Mencabut izin reklamasi di Pantai Utara Jakarta memang mudah. Hal itu pernah dibuktikan oleh Menko Kemaritiman (saat itu) Rizal Ramli. Sepanjang punya kuasa, maka dia bisa melakukannya. Demikian pula untuk menerbitkannya kembali juga semudah itu. Persoalannya seberapa kuat, seberapa tepat dia melakukannya, terlebih objek yang dicabut menyangkut kepentingan politik dan ajang adu kekuatan sejumlah pihak.
Rizal Ramli adalah contoh seorang pejabat yang gagal mempertahankan kebijakan mencabut izin reklamasi yang "mudah" itu. Rizal Ramli tidak mampu melawan kekuasaan dan kekuatan orang-orang yang "mudah" menerbitkan kebijakan sebaliknya. Kepretan Rizal Ramli terbentur dinding kekuasaan yang lebih tinggi.
Dengan bahasa lain, mencabut izin reklamasi tidak semudah yang dibayangkan. Tidak cukup hanya karena dia punya kuasa. Ada kekuasaan dan mungkin juga kepentingan lain, yang lebih besar.

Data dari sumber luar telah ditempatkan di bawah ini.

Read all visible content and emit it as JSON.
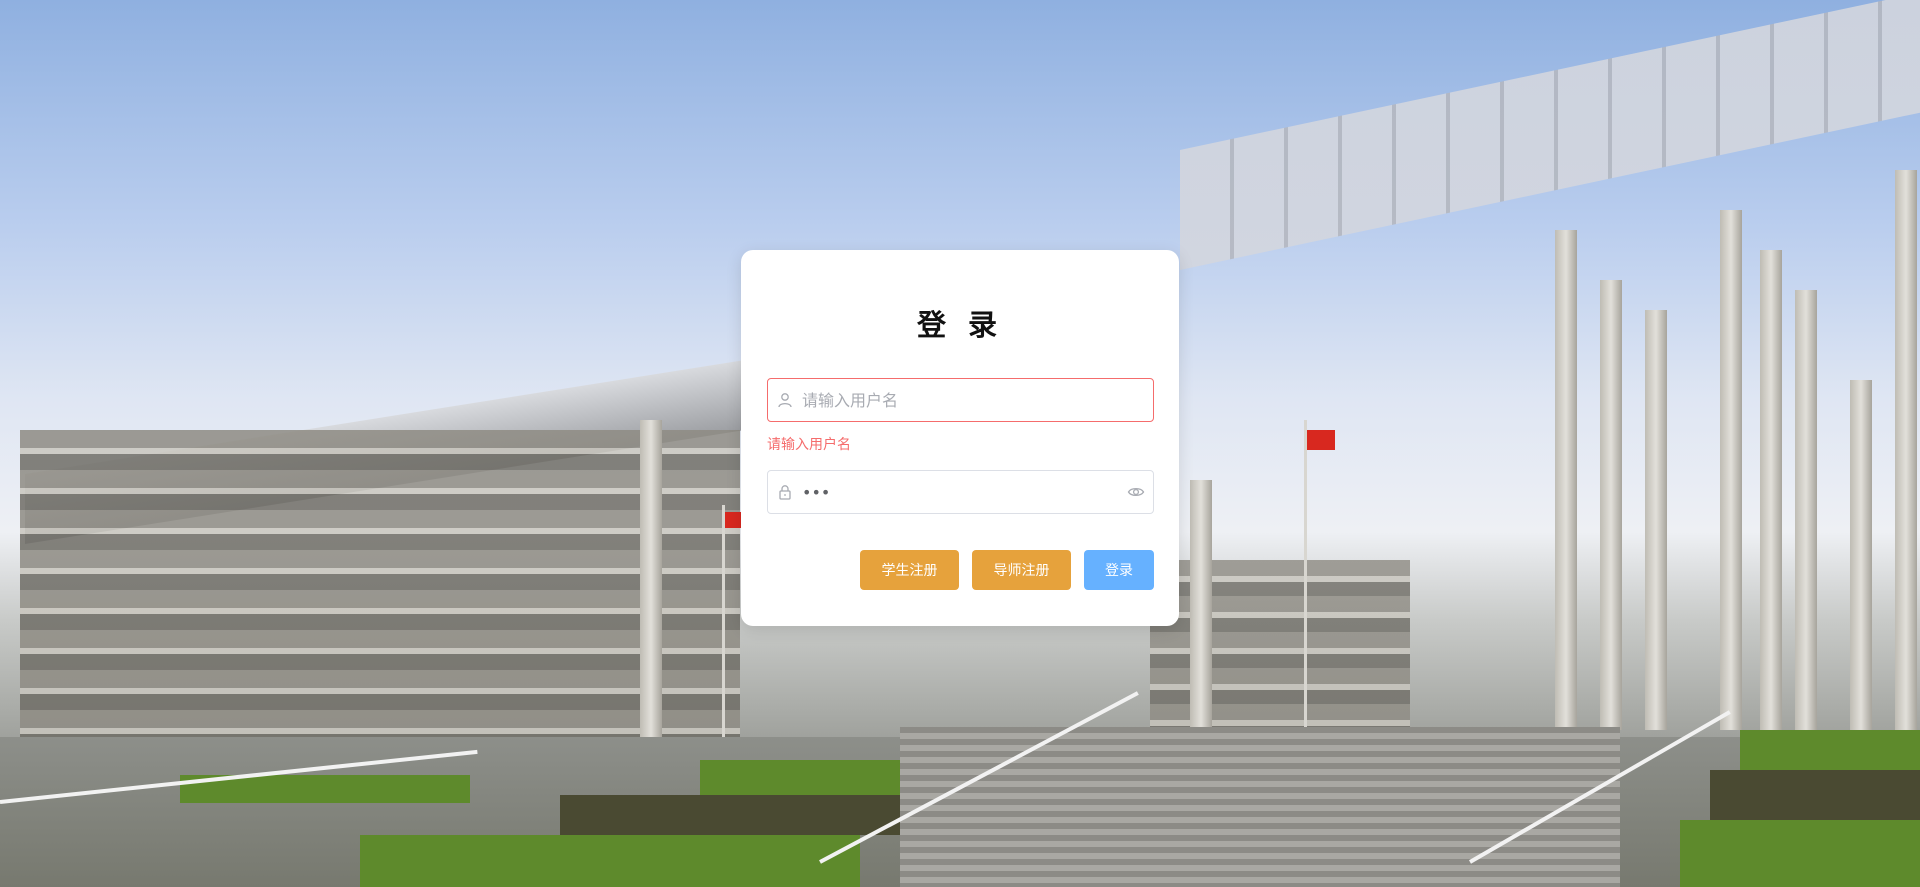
{
  "login": {
    "title": "登 录",
    "username": {
      "placeholder": "请输入用户名",
      "value": "",
      "error": "请输入用户名",
      "icon": "user-icon"
    },
    "password": {
      "value": "•••",
      "icon": "lock-icon",
      "toggle_icon": "eye-icon"
    },
    "buttons": {
      "student_register": "学生注册",
      "teacher_register": "导师注册",
      "login": "登录"
    }
  },
  "colors": {
    "error": "#f56c6c",
    "warning_button": "#e6a23c",
    "primary_button": "#66b1ff"
  }
}
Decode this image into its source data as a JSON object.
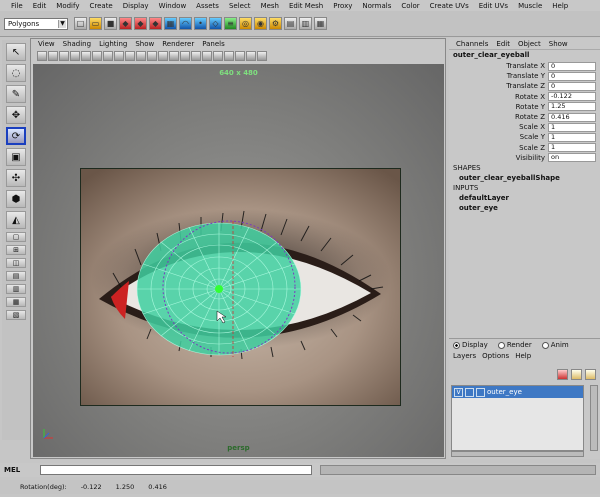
{
  "menubar": {
    "items": [
      "File",
      "Edit",
      "Modify",
      "Create",
      "Display",
      "Window",
      "Assets",
      "Select",
      "Mesh",
      "Edit Mesh",
      "Proxy",
      "Normals",
      "Color",
      "Create UVs",
      "Edit UVs",
      "Muscle",
      "Help"
    ]
  },
  "shelf": {
    "mode_value": "Polygons"
  },
  "viewport": {
    "menu": [
      "View",
      "Shading",
      "Lighting",
      "Show",
      "Renderer",
      "Panels"
    ],
    "resolution_gate": "640 x 480",
    "camera_label": "persp"
  },
  "channel_box": {
    "tabs": [
      "Channels",
      "Edit",
      "Object",
      "Show"
    ],
    "node_name": "outer_clear_eyeball",
    "attributes": [
      {
        "name": "Translate X",
        "value": "0"
      },
      {
        "name": "Translate Y",
        "value": "0"
      },
      {
        "name": "Translate Z",
        "value": "0"
      },
      {
        "name": "Rotate X",
        "value": "-0.122"
      },
      {
        "name": "Rotate Y",
        "value": "1.25"
      },
      {
        "name": "Rotate Z",
        "value": "0.416"
      },
      {
        "name": "Scale X",
        "value": "1"
      },
      {
        "name": "Scale Y",
        "value": "1"
      },
      {
        "name": "Scale Z",
        "value": "1"
      },
      {
        "name": "Visibility",
        "value": "on"
      }
    ],
    "shapes_header": "SHAPES",
    "shape_node": "outer_clear_eyeballShape",
    "inputs_header": "INPUTS",
    "input_nodes": [
      "defaultLayer",
      "outer_eye"
    ]
  },
  "layer_editor": {
    "radio_options": [
      "Display",
      "Render",
      "Anim"
    ],
    "selected_option": "Display",
    "menu": [
      "Layers",
      "Options",
      "Help"
    ],
    "layers": [
      {
        "vis": "V",
        "name": "outer_eye"
      }
    ]
  },
  "command_line": {
    "label": "MEL"
  },
  "help_line": {
    "items": [
      "Rotation(deg):",
      "-0.122",
      "1.250",
      "0.416"
    ]
  }
}
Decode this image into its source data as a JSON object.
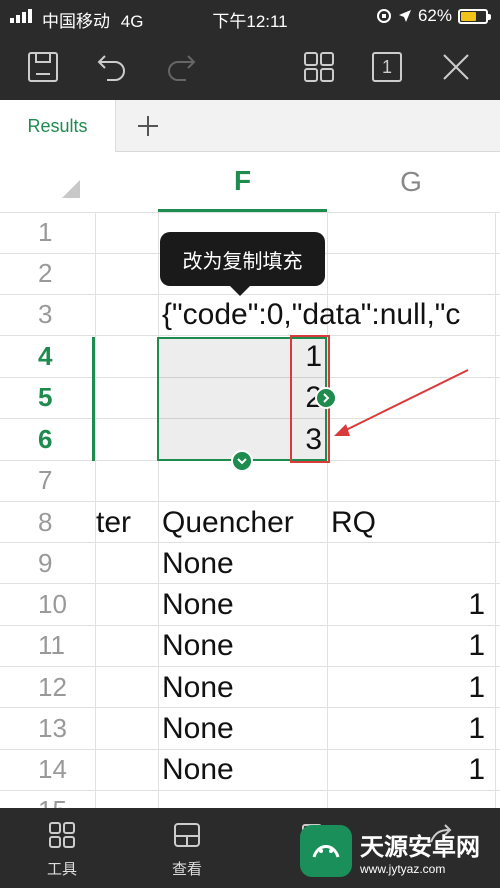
{
  "status_bar": {
    "carrier": "中国移动",
    "network": "4G",
    "time": "下午12:11",
    "battery": "62%",
    "battery_level": 0.62
  },
  "toolbar": {
    "icons": [
      "save-icon",
      "undo-icon",
      "redo-icon",
      "grid-view-icon",
      "sheet-count-icon",
      "close-icon"
    ],
    "sheet_count": "1"
  },
  "tabs": {
    "active": "Results",
    "add": "+"
  },
  "grid": {
    "columns": [
      "F",
      "G"
    ],
    "active_column": "F",
    "rows": [
      "1",
      "2",
      "3",
      "4",
      "5",
      "6",
      "7",
      "8",
      "9",
      "10",
      "11",
      "12",
      "13",
      "14",
      "15"
    ],
    "active_rows": [
      "4",
      "5",
      "6"
    ],
    "cells": {
      "r3_f": "{\"code\":0,\"data\":null,\"c",
      "r4_g": "1",
      "r5_g": "2",
      "r6_g": "3",
      "r8_e": "ter",
      "r8_f": "Quencher",
      "r8_g": "RQ",
      "r9_f": "None",
      "r10_f": "None",
      "r10_g": "1",
      "r11_f": "None",
      "r11_g": "1",
      "r12_f": "None",
      "r12_g": "1",
      "r13_f": "None",
      "r13_g": "1",
      "r14_f": "None",
      "r14_g": "1"
    }
  },
  "tooltip": "改为复制填充",
  "bottom_bar": {
    "items": [
      {
        "label": "工具",
        "icon": "tools-icon"
      },
      {
        "label": "查看",
        "icon": "view-icon"
      }
    ]
  },
  "watermark": {
    "name": "天源安卓网",
    "url": "www.jytyaz.com"
  },
  "colors": {
    "accent": "#1e8b4f",
    "annotation": "#d93a3a",
    "chrome": "#2b2b2b"
  }
}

Gubernur DKI Jakarta Anies Baswedan tahu persis siapa yang kemudian dihadapi ketika mengeluarkan kebijakan mencabut izin reklamasi. Membutuhkan nyali dan siap kehilangan dukungan politik karena oleh pihak yang kontra dan "dirugikan" sangat mungkin melakukan perlawanan balik seperti yang dialami Rizal Ramli. Dalam kasus reklamasi Pantai Utara Jakarta, secara kasatmata pun, sulit menafikan adanya kelindan pemilik modal dengan pemilik kekuasaan.
Mengapa Anies memilih jalan "gaduh"? Di samping janji politik hasil kristalisasi aspirasi mayoritas masyarakat Jakarta, pelaksanaan reklamasi 17 pulau di Pantai Utara Jakarta juga sudah cacat sejak awal karena tidak sesuai dengan Keputusan Presiden Nomor 52 Tahun 1995 yang dijadikan dasar penerbitan izin reklamasi oleh kubu yang pro.
Salah satu poin terpenting dari Kepres tersebut adalah kewajiban membentuk badan pelaksana. Perjanjian dan pemberian izin reklamasi tidak langsung antara Pemprov DKI atau gubernur dengan pihak pengembang, melainkan antara badan pelaksana dengan pengembang. Ternyata para Gubernur DKI sebelumnya yakni Fauzi Bowo maupun Basuki Tjahaja Purnama langsung menerbitkan izin reklamasi kepada pengembang seperti diuraikan pada tulisan sebelumnya di sini.
Dari rangkaian penerbitan izin hingga pembangunan yang dilakukan di atas 4 pulau reklamasi, semua melanggar aturan. Bahkan pembangunan dilakukan tanpa memenuhi syarat dasar yakni Izin Mendirikan Bangunan (IMB). Bagaimana mungkin mereka akan menggugat Gubernur DKI yang mencabut izin dan menyegel bangunan jika dasarnya terang-benderang?
Kita justru berpikir sebaliknya, jika pengembang sampai menggugat dan menang, jangan-jangan ada kesepakatan lain yang tidak berdasar pada peraturan perundang-undangan yang berlaku.